C-A3: Stratified sampling can hardly cover all the involved classes with a small batch size (such as 4 in our paper). To ensure coverage, one has to employ a much larger batch size, producing a much higher computational burden. Even if we can cover the classes, tail class images may appear repeatedly, leading to overfitting and therefore a performance degradation. Our Tail-class Memory Bank, however, only involves pasting a portion of one image onto another, which behaves like an implicit data augmentation. It mitigates the sampling problem without sacrificing the generalization ability. The following empirical results demonstrate our belief.

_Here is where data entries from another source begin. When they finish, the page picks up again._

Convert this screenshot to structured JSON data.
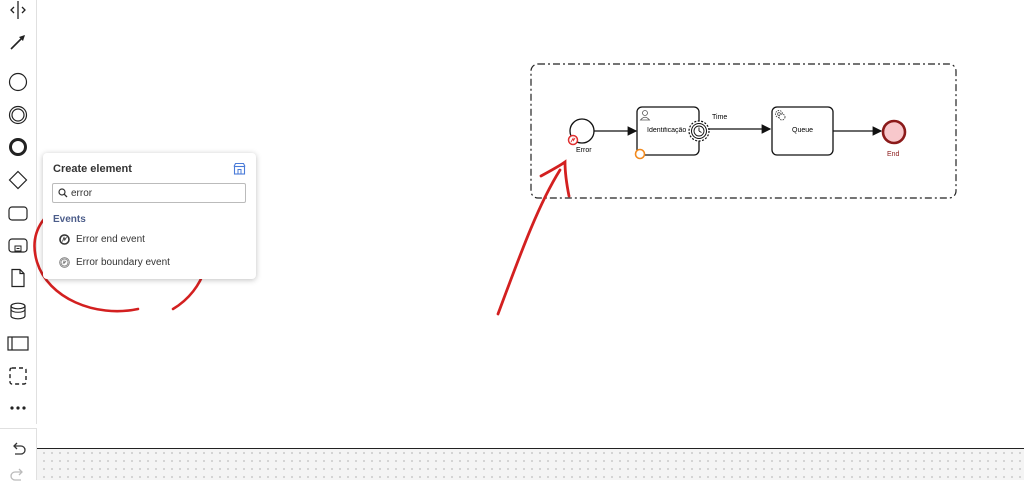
{
  "palette": {
    "tools": [
      {
        "name": "hand-tool",
        "icon": "hand-icon"
      },
      {
        "name": "global-connect-tool",
        "icon": "arrow-icon"
      },
      {
        "name": "start-event",
        "icon": "circle-thin-icon"
      },
      {
        "name": "intermediate-event",
        "icon": "circle-double-icon"
      },
      {
        "name": "end-event",
        "icon": "circle-thick-icon"
      },
      {
        "name": "gateway",
        "icon": "diamond-icon"
      },
      {
        "name": "task",
        "icon": "rounded-rect-icon"
      },
      {
        "name": "subprocess",
        "icon": "subprocess-icon"
      },
      {
        "name": "data-object",
        "icon": "document-icon"
      },
      {
        "name": "data-store",
        "icon": "database-icon"
      },
      {
        "name": "participant",
        "icon": "pool-icon"
      },
      {
        "name": "group",
        "icon": "dashed-rect-icon"
      },
      {
        "name": "more",
        "icon": "ellipsis-icon"
      }
    ],
    "undo_icon": "undo-icon",
    "redo_icon": "redo-icon"
  },
  "popup": {
    "title": "Create element",
    "search_value": "error",
    "group": "Events",
    "entries": [
      {
        "label": "Error end event",
        "icon": "error-end-event-icon"
      },
      {
        "label": "Error boundary event",
        "icon": "error-boundary-event-icon"
      }
    ]
  },
  "diagram": {
    "start_event_label": "Error",
    "task1_label": "Identificação",
    "flow_label": "Time",
    "task2_label": "Queue",
    "end_event_label": "End"
  },
  "colors": {
    "annotation_red": "#d32020",
    "error_marker": "#e03030",
    "end_event_fill": "#f8c8cc",
    "end_event_stroke": "#8b1a1a",
    "boundary_orange": "#f28a1e",
    "popup_accent": "#4a7bd8"
  }
}
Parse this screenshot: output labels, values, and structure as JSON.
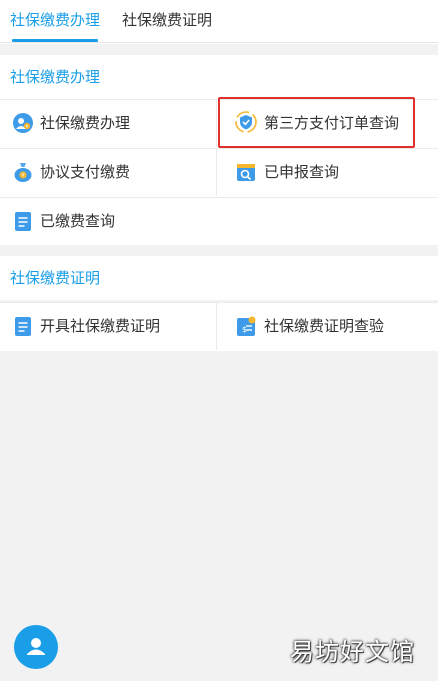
{
  "tabs": [
    {
      "label": "社保缴费办理",
      "active": true
    },
    {
      "label": "社保缴费证明",
      "active": false
    }
  ],
  "sections": [
    {
      "title": "社保缴费办理",
      "items": [
        {
          "label": "社保缴费办理",
          "icon": "social-security-icon"
        },
        {
          "label": "第三方支付订单查询",
          "icon": "shield-check-icon",
          "highlighted": true
        },
        {
          "label": "协议支付缴费",
          "icon": "money-bag-icon"
        },
        {
          "label": "已申报查询",
          "icon": "search-document-icon"
        },
        {
          "label": "已缴费查询",
          "icon": "document-list-icon"
        }
      ]
    },
    {
      "title": "社保缴费证明",
      "items": [
        {
          "label": "开具社保缴费证明",
          "icon": "document-list-icon"
        },
        {
          "label": "社保缴费证明查验",
          "icon": "certificate-verify-icon"
        }
      ]
    }
  ],
  "watermark": "易坊好文馆",
  "colors": {
    "accent": "#1a9ee8",
    "highlight_border": "#e0302e",
    "background": "#f2f2f2"
  }
}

First, we counted the number of images containing pixels from each class in the Cityscapes, ADE20K, and COCO-Stuff 164K datasets. See Table 2-Table 4 in the PDF submitted in the General Response.
The results show that images with tail class pixels are very limited. Particularly in the ADE20K, there are only 41 images in the training set of 20210 images that contain pixels with the tail class ID of 97. The tail class images will be repeatedly sampled when using stratified sampling, leading to overfitting to such repeated images.

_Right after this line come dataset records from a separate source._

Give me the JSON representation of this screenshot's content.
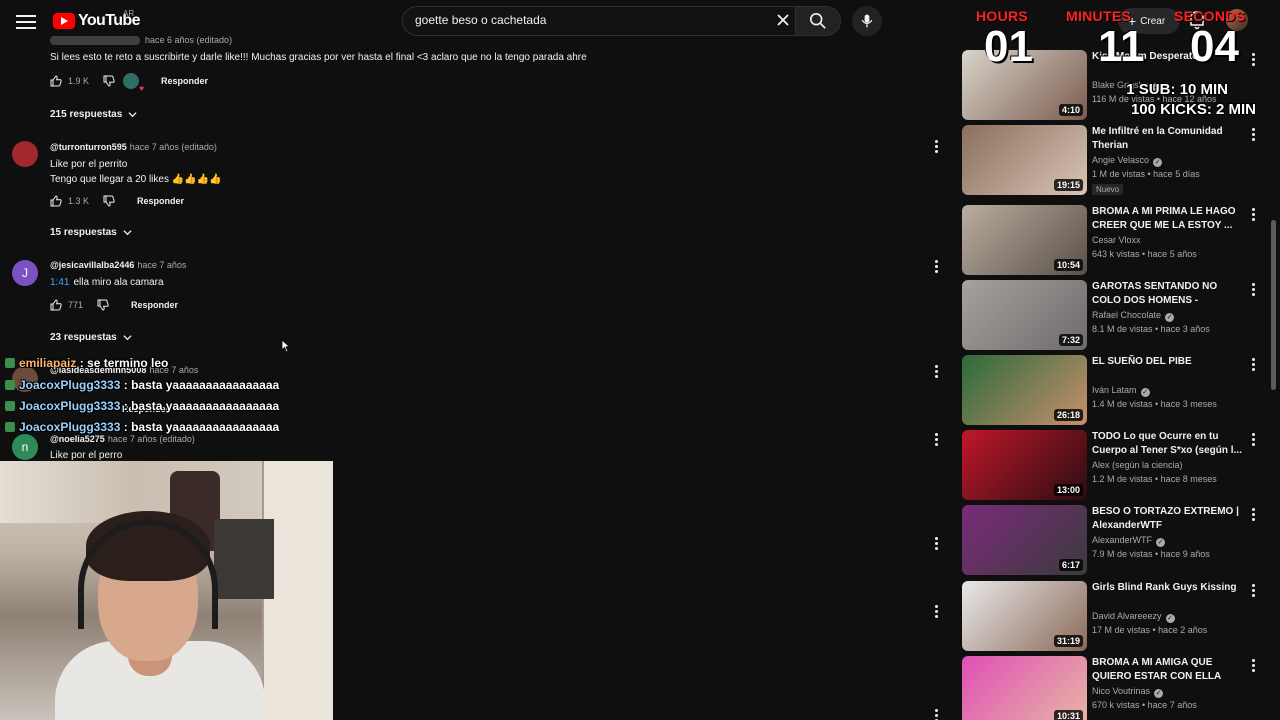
{
  "header": {
    "logo_text": "YouTube",
    "region": "AR",
    "search_value": "goette beso o cachetada",
    "create_label": "Crear"
  },
  "comments": [
    {
      "handle": "",
      "time": "hace 6 años (editado)",
      "text": "Si lees esto te reto a suscribirte y darle like!!! Muchas gracias por ver hasta el final <3 aclaro que no la tengo parada ahre",
      "likes": "1.9 K",
      "reply_label": "Responder",
      "replies": "215 respuestas"
    },
    {
      "handle": "@turronturron595",
      "time": "hace 7 años (editado)",
      "text_lines": [
        "Like por el perrito",
        "Tengo que llegar a 20 likes 👍👍👍👍"
      ],
      "likes": "1.3 K",
      "reply_label": "Responder",
      "replies": "15 respuestas",
      "avatar_color": "#a3282e"
    },
    {
      "handle": "@jesicavillalba2446",
      "time": "hace 7 años",
      "timestamp": "1:41",
      "text": "ella miro ala camara",
      "likes": "771",
      "reply_label": "Responder",
      "replies": "23 respuestas",
      "avatar_letter": "J",
      "avatar_color": "#7a52c4"
    },
    {
      "handle": "@lasideasdeminn5008",
      "time": "hace 7 años",
      "reply_label": "Responder"
    },
    {
      "handle": "@noelia5275",
      "time": "hace 7 años (editado)",
      "text": "Like por el perro",
      "avatar_letter": "n",
      "avatar_color": "#2e8b57"
    }
  ],
  "chat": [
    {
      "user": "emiliapaiz",
      "message": "se termino leo"
    },
    {
      "user": "JoacoxPlugg3333",
      "message": "basta yaaaaaaaaaaaaaaaa"
    },
    {
      "user": "JoacoxPlugg3333",
      "message": "basta yaaaaaaaaaaaaaaaa"
    },
    {
      "user": "JoacoxPlugg3333",
      "message": "basta yaaaaaaaaaaaaaaaa"
    }
  ],
  "timer": {
    "hours_label": "HOURS",
    "minutes_label": "MINUTES",
    "seconds_label": "SECONDS",
    "hours": "01",
    "minutes": "11",
    "seconds": "04",
    "rule_1": "1 SUB: 10 MIN",
    "rule_2": "100 KICKS: 2 MIN"
  },
  "sidebar": [
    {
      "title": "Kiss Me I'm Desperate",
      "channel": "Blake Grigsby",
      "verified": true,
      "meta": "116 M de vistas • hace 12 años",
      "duration": "4:10",
      "colors": [
        "#d9d4cb",
        "#7b5c4e"
      ]
    },
    {
      "title": "Me Infiltré en la Comunidad Therian",
      "channel": "Angie Velasco",
      "verified": true,
      "meta": "1 M de vistas • hace 5 días",
      "duration": "19:15",
      "badge": "Nuevo",
      "colors": [
        "#8a6f5d",
        "#d9c4b5"
      ]
    },
    {
      "title": "BROMA A MI PRIMA LE HAGO CREER QUE ME LA ESTOY ...",
      "channel": "Cesar Vloxx",
      "verified": false,
      "meta": "643 k vistas • hace 5 años",
      "duration": "10:54",
      "colors": [
        "#b9aea0",
        "#5b5048"
      ]
    },
    {
      "title": "GAROTAS SENTANDO NO COLO DOS HOMENS - Pegadinha",
      "channel": "Rafael Chocolate",
      "verified": true,
      "meta": "8.1 M de vistas • hace 3 años",
      "duration": "7:32",
      "colors": [
        "#a7a29e",
        "#6e6a6b"
      ]
    },
    {
      "title": "EL SUEÑO DEL PIBE",
      "channel": "Iván Latam",
      "verified": true,
      "meta": "1.4 M de vistas • hace 3 meses",
      "duration": "26:18",
      "colors": [
        "#2b6b3a",
        "#c88f6d"
      ]
    },
    {
      "title": "TODO Lo que Ocurre en tu Cuerpo al Tener S*xo (según l...",
      "channel": "Alex (según la ciencia)",
      "verified": false,
      "meta": "1.2 M de vistas • hace 8 meses",
      "duration": "13:00",
      "colors": [
        "#c0182a",
        "#2a0c10"
      ]
    },
    {
      "title": "BESO O TORTAZO EXTREMO | AlexanderWTF",
      "channel": "AlexanderWTF",
      "verified": true,
      "meta": "7.9 M de vistas • hace 9 años",
      "duration": "6:17",
      "colors": [
        "#7a2b7a",
        "#3b3b3b"
      ]
    },
    {
      "title": "Girls Blind Rank Guys Kissing",
      "channel": "David Alvareeezy",
      "verified": true,
      "meta": "17 M de vistas • hace 2 años",
      "duration": "31:19",
      "colors": [
        "#e9e9e9",
        "#8a6a58"
      ]
    },
    {
      "title": "BROMA A MI AMIGA QUE QUIERO ESTAR CON ELLA",
      "channel": "Nico Voutrinas",
      "verified": true,
      "meta": "670 k vistas • hace 7 años",
      "duration": "10:31",
      "colors": [
        "#e04fb7",
        "#e7b7a2"
      ]
    }
  ]
}
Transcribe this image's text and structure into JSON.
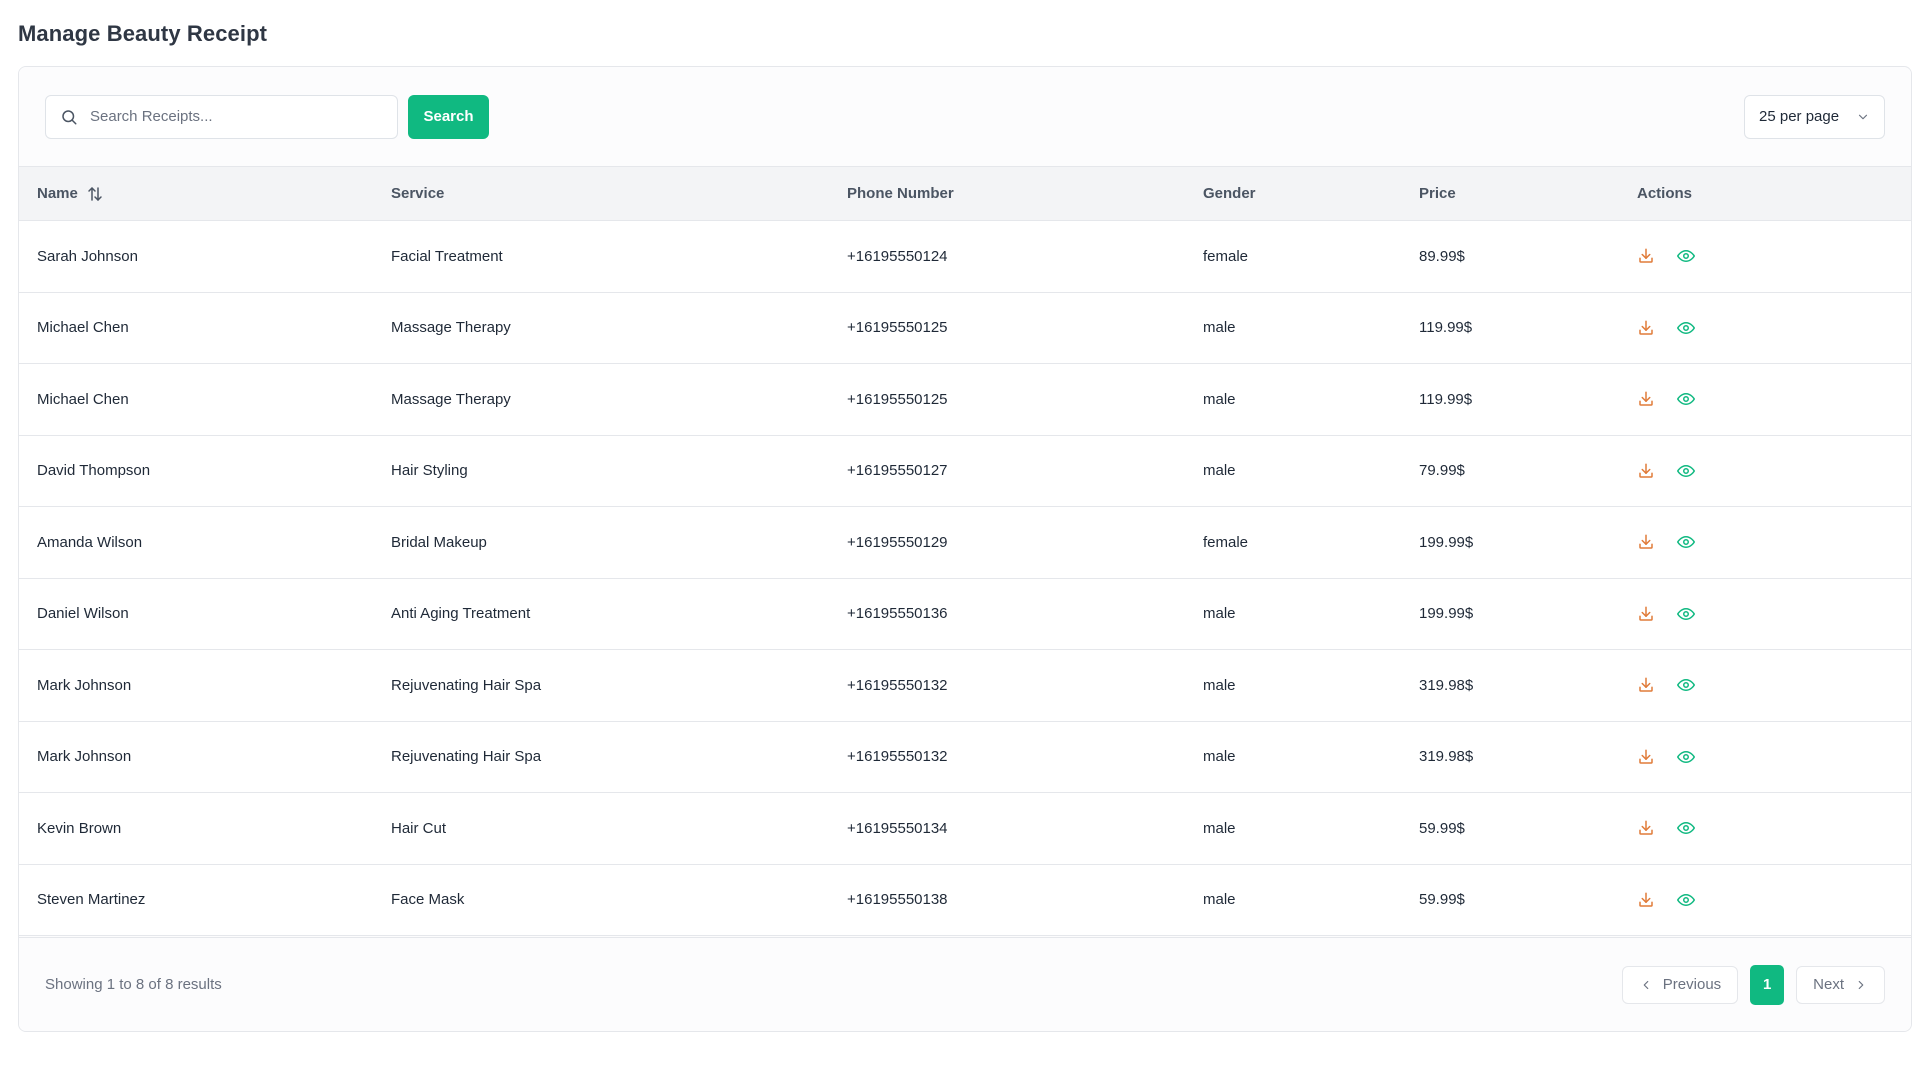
{
  "page": {
    "title": "Manage Beauty Receipt"
  },
  "toolbar": {
    "search_placeholder": "Search Receipts...",
    "search_button": "Search",
    "per_page": "25 per page"
  },
  "table": {
    "headers": {
      "name": "Name",
      "service": "Service",
      "phone": "Phone Number",
      "gender": "Gender",
      "price": "Price",
      "actions": "Actions"
    },
    "rows": [
      {
        "name": "Sarah Johnson",
        "service": "Facial Treatment",
        "phone": "+16195550124",
        "gender": "female",
        "price": "89.99$"
      },
      {
        "name": "Michael Chen",
        "service": "Massage Therapy",
        "phone": "+16195550125",
        "gender": "male",
        "price": "119.99$"
      },
      {
        "name": "Michael Chen",
        "service": "Massage Therapy",
        "phone": "+16195550125",
        "gender": "male",
        "price": "119.99$"
      },
      {
        "name": "David Thompson",
        "service": "Hair Styling",
        "phone": "+16195550127",
        "gender": "male",
        "price": "79.99$"
      },
      {
        "name": "Amanda Wilson",
        "service": "Bridal Makeup",
        "phone": "+16195550129",
        "gender": "female",
        "price": "199.99$"
      },
      {
        "name": "Daniel Wilson",
        "service": "Anti Aging Treatment",
        "phone": "+16195550136",
        "gender": "male",
        "price": "199.99$"
      },
      {
        "name": "Mark Johnson",
        "service": "Rejuvenating Hair Spa",
        "phone": "+16195550132",
        "gender": "male",
        "price": "319.98$"
      },
      {
        "name": "Mark Johnson",
        "service": "Rejuvenating Hair Spa",
        "phone": "+16195550132",
        "gender": "male",
        "price": "319.98$"
      },
      {
        "name": "Kevin Brown",
        "service": "Hair Cut",
        "phone": "+16195550134",
        "gender": "male",
        "price": "59.99$"
      },
      {
        "name": "Steven Martinez",
        "service": "Face Mask",
        "phone": "+16195550138",
        "gender": "male",
        "price": "59.99$"
      }
    ]
  },
  "footer": {
    "showing": "Showing 1 to 8 of 8 results",
    "previous": "Previous",
    "current_page": "1",
    "next": "Next"
  },
  "icons": {
    "search": "search-icon",
    "sort": "sort-arrows-icon",
    "dropdown": "chevron-down-icon",
    "download": "download-icon",
    "view": "eye-icon",
    "prev": "chevron-left-icon",
    "next": "chevron-right-icon"
  },
  "colors": {
    "accent": "#10b981",
    "download_icon": "#e07b39",
    "view_icon": "#10b981"
  }
}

Next, we train on the ADE20K dataset following the stratified sampling method. The experimental results are as follows:
| Overall | Head | Middle | Tail | |
|---|---|---|---|---|
| Stratified Sampling | 46.20 | 79.55 | 57.65 | 42.21 |
| T-Memory Bank | 49.20 | 80.59 | 59.45 | 45.52 |
The overfitting of stratified sampling brings a performance reduction for both head and middle classes. The tail classes experience an even more significant performance drop due to the heavy sample repetition in the batch. However, our T-Memory Bank, with its random pasting approach, diversifies the background of the tail classes, thus helping the model to better learn the features of the tail classes.
Please refer to the specific responses below for more information. We will update all these improvements in the next version.

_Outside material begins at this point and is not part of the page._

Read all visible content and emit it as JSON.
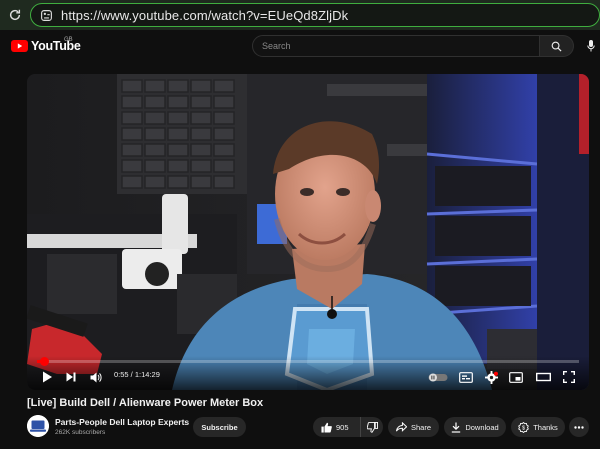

This paper proposes an AUC optimization method for long-tail semantic segmentation. A pixel-level AUC loss function is proposed along with a theoretical analysis, and the Tail-Class Memory Bank strategy to manage memory issues. Most of the reviewers’ comments were addressed in the rebuttal and all the reviewers were on the positive side after rebuttal. The AC agrees with the consensus among the reviewers, and recommends to accept it.